Britton's first piece of legislation, co-sponsored by Larry Suffredin, Cook County Board was Tobacco 21. Passing unanimously, the legislation bars the sale of tobacco products - including e-cigarettes and vaping products - to anyone under the age of 21 in unincorporated areas in and non-home rule municipalities.

Britton also came out in support of Cook County Assessor Fritz Kaegi's legislation urging data modernization for property tax assessments, asserting that the passage of SB1379 and HB2217 would mean more certainty for the county's smaller taxing bodies from having to pay large refunds if numerous assessment appeals are filed. Britton hosted a listening session in Palatine with Assessor Kaegi, where residents were able to discuss data modernization, appeals and the upcoming triennial reassessment. Both Britton and Kaegi have committed to making the property tax assessment process more fair and transparent.

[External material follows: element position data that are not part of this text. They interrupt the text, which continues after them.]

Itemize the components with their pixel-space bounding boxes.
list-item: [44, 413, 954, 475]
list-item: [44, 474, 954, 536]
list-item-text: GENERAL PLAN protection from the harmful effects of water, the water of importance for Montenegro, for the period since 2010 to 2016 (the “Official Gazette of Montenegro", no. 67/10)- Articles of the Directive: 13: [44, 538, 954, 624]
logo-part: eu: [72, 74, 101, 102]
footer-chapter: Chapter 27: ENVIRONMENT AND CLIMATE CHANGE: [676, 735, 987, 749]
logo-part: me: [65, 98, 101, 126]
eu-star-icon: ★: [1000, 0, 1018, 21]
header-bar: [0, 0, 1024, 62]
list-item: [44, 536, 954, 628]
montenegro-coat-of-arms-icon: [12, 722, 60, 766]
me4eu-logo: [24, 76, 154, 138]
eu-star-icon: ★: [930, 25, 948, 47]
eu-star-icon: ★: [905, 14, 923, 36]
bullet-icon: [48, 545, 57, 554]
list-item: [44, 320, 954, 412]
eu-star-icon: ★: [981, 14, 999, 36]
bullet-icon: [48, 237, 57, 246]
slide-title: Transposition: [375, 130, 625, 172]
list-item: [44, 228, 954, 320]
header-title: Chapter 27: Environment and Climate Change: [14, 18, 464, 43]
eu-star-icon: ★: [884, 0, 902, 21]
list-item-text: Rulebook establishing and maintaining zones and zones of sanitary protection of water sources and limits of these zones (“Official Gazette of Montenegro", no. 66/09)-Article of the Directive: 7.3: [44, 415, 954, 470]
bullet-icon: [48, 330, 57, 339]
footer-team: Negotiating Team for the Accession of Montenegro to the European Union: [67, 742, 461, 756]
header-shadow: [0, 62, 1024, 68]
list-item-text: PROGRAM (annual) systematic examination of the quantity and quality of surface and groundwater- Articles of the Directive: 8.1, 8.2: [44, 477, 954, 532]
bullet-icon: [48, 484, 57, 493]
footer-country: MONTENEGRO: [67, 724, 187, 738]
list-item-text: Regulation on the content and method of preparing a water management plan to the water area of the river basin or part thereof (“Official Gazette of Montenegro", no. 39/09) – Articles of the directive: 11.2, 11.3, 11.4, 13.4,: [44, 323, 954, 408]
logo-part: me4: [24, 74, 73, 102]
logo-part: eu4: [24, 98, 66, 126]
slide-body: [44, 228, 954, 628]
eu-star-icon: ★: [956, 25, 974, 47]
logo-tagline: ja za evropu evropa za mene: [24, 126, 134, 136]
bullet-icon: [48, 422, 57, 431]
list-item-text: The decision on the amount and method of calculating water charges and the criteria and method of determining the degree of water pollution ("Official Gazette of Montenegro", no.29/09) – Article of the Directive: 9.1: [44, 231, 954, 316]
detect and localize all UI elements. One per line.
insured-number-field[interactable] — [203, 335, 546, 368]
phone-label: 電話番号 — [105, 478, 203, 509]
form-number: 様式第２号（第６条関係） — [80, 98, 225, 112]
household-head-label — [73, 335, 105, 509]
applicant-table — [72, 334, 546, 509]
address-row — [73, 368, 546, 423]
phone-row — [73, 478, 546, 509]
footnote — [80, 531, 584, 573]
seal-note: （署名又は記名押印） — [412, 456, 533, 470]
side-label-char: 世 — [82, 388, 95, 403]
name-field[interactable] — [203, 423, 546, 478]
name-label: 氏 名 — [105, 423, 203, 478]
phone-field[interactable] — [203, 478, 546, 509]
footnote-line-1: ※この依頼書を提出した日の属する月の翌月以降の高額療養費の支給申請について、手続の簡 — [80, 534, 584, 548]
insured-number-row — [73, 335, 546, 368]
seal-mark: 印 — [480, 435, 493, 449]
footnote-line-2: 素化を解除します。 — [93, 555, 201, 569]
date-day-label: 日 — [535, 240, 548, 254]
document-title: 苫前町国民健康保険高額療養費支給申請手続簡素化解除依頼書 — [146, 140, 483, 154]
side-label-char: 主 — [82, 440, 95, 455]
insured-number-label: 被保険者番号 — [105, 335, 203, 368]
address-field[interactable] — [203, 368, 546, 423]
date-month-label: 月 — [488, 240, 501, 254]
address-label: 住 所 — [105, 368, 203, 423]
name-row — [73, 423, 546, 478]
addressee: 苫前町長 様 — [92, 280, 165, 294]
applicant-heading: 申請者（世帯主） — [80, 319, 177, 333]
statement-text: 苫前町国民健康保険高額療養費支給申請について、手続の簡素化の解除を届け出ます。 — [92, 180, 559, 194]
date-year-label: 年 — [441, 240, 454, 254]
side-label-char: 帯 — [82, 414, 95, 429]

In April 2019, Cook County Health opened a new, state of the art facility in Arlington Heights, long supported by Britton as a major step toward health equity and parity for Cook County residents.

In October 2019, Commissioner Britton sponsored the Voting Opportunity and Translation Equity (VOTE) Ordinance. The ordinance requires the county clerk to offer fully translated ballots Korean, Tagalog, Polish, Russian, Ukrainian, Arabic, Gujarati, and Urdu.

Commissioner Britton was a main sponsor of the Cook County Residential Tenant Landlord Ordinance. It was passed unanimously by the Cook County Board of Commissioners at the January board meeting. Commissioner Britton's legislation offers protections similar to those that exist for renters in the City of Chicago.

In November 2022, Commissioner Britton bested Benton Howser to earn a second term representing the 14th District.